Format follows Osprey's proven prescription. Liberally spiced with absorbing anecdotes, contents chronologically and geographically course through Spitfire operations over Australia, Southeast Asia, India and the East Indies.
Six chapters span the whole stimulating story:
- Churchill Wing
- Darwin Operations
- Fighting Further North
- India and the Arakan
- Burma Finale
- Last Victory
Action proves predictably thrilling. Well known figures like "Killer" Caldwell and "Ginger" Lacey make obligatory appearances. And they're joined by notables like Flt Lt Doug Vanderfield, who actually achieved "ace" in Buffaloes over Malaya – and Wg Cdr Bobby Gibbes, who lamented the lack of enemy opposition at war's end!
Surprises abound, too. Spitfire pilots regularly misidentified enemy aircraft. And in one singularly strange segue 136 Sqn's CO curiously claimed Ki 44 "Tojos" "looked not unlike Spitfires"!

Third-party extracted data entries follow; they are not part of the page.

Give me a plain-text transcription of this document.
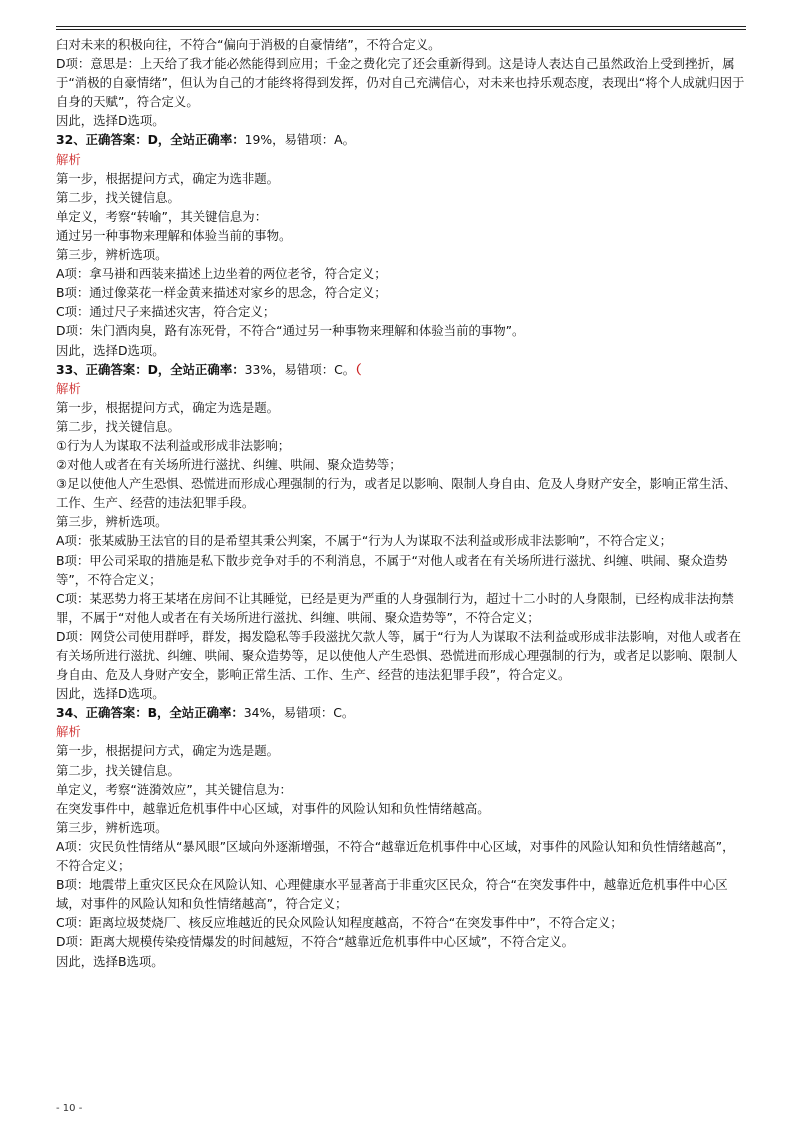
臼对未来的积极向往，不符合“偏向于消极的自豪情绪”，不符合定义。

D项：意思是：上天给了我才能必然能得到应用；千金之费化完了还会重新得到。这是诗人表达自己虽然政治上受到挫折，属于“消极的自豪情绪”，但认为自己的才能终将得到发挥，仍对自己充满信心，对未来也持乐观态度，表现出“将个人成就归因于自身的天赋”，符合定义。

因此，选择D选项。

32、正确答案：D，全站正确率：19%，易错项：A。

解析

第一步，根据提问方式，确定为选非题。

第二步，找关键信息。

单定义，考察“转喻”，其关键信息为：

通过另一种事物来理解和体验当前的事物。

第三步，辨析选项。

A项：拿马褂和西装来描述上边坐着的两位老爷，符合定义；

B项：通过像菜花一样金黄来描述对家乡的思念，符合定义；

C项：通过尺子来描述灾害，符合定义；

D项：朱门酒肉臭，路有冻死骨，不符合“通过另一种事物来理解和体验当前的事物”。

因此，选择D选项。

33、正确答案：D，全站正确率：33%，易错项：C。（

解析

第一步，根据提问方式，确定为选是题。

第二步，找关键信息。

①行为人为谋取不法利益或形成非法影响；

②对他人或者在有关场所进行滋扰、纠缠、哄闹、聚众造势等；

③足以使他人产生恐惧、恐慌进而形成心理强制的行为，或者足以影响、限制人身自由、危及人身财产安全，影响正常生活、工作、生产、经营的违法犯罪手段。

第三步，辨析选项。

A项：张某威胁王法官的目的是希望其秉公判案，不属于“行为人为谋取不法利益或形成非法影响”，不符合定义；

B项：甲公司采取的措施是私下散步竞争对手的不利消息，不属于“对他人或者在有关场所进行滋扰、纠缠、哄闹、聚众造势等”，不符合定义；

C项：某恶势力将王某堵在房间不让其睡觉，已经是更为严重的人身强制行为，超过十二小时的人身限制，已经构成非法拘禁罪，不属于“对他人或者在有关场所进行滋扰、纠缠、哄闹、聚众造势等”，不符合定义；

D项：网贷公司使用群呼，群发，揭发隐私等手段滋扰欠款人等，属于“行为人为谋取不法利益或形成非法影响，对他人或者在有关场所进行滋扰、纠缠、哄闹、聚众造势等，足以使他人产生恐惧、恐慌进而形成心理强制的行为，或者足以影响、限制人身自由、危及人身财产安全，影响正常生活、工作、生产、经营的违法犯罪手段”，符合定义。

因此，选择D选项。

34、正确答案：B，全站正确率：34%，易错项：C。

解析

第一步，根据提问方式，确定为选是题。

第二步，找关键信息。

单定义，考察“涟漪效应”，其关键信息为：

在突发事件中，越靠近危机事件中心区域，对事件的风险认知和负性情绪越高。

第三步，辨析选项。

A项：灾民负性情绪从“暴风眼”区域向外逐渐增强，不符合“越靠近危机事件中心区域，对事件的风险认知和负性情绪越高”，不符合定义；

B项：地震带上重灾区民众在风险认知、心理健康水平显著高于非重灾区民众，符合“在突发事件中，越靠近危机事件中心区域，对事件的风险认知和负性情绪越高”，符合定义；

C项：距离垃圾焚烧厂、核反应堆越近的民众风险认知程度越高，不符合“在突发事件中”，不符合定义；

D项：距离大规模传染疫情爆发的时间越短，不符合“越靠近危机事件中心区域”，不符合定义。

因此，选择B选项。

- 10 -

Unfortunately, no color notes detail Chris Davey's competent color profiles. And no annotations support the selected bibliography of exclusively secondary sources – nearly a third of which derive from just two authors.
Still, I enjoyed Osprey's handy re-release. If you're looking for compact, convenient coverage of Spitfire operations against Imperial Japan, grab Thomas' little book.
My sincere thanks to Osprey Publishing for this review sample!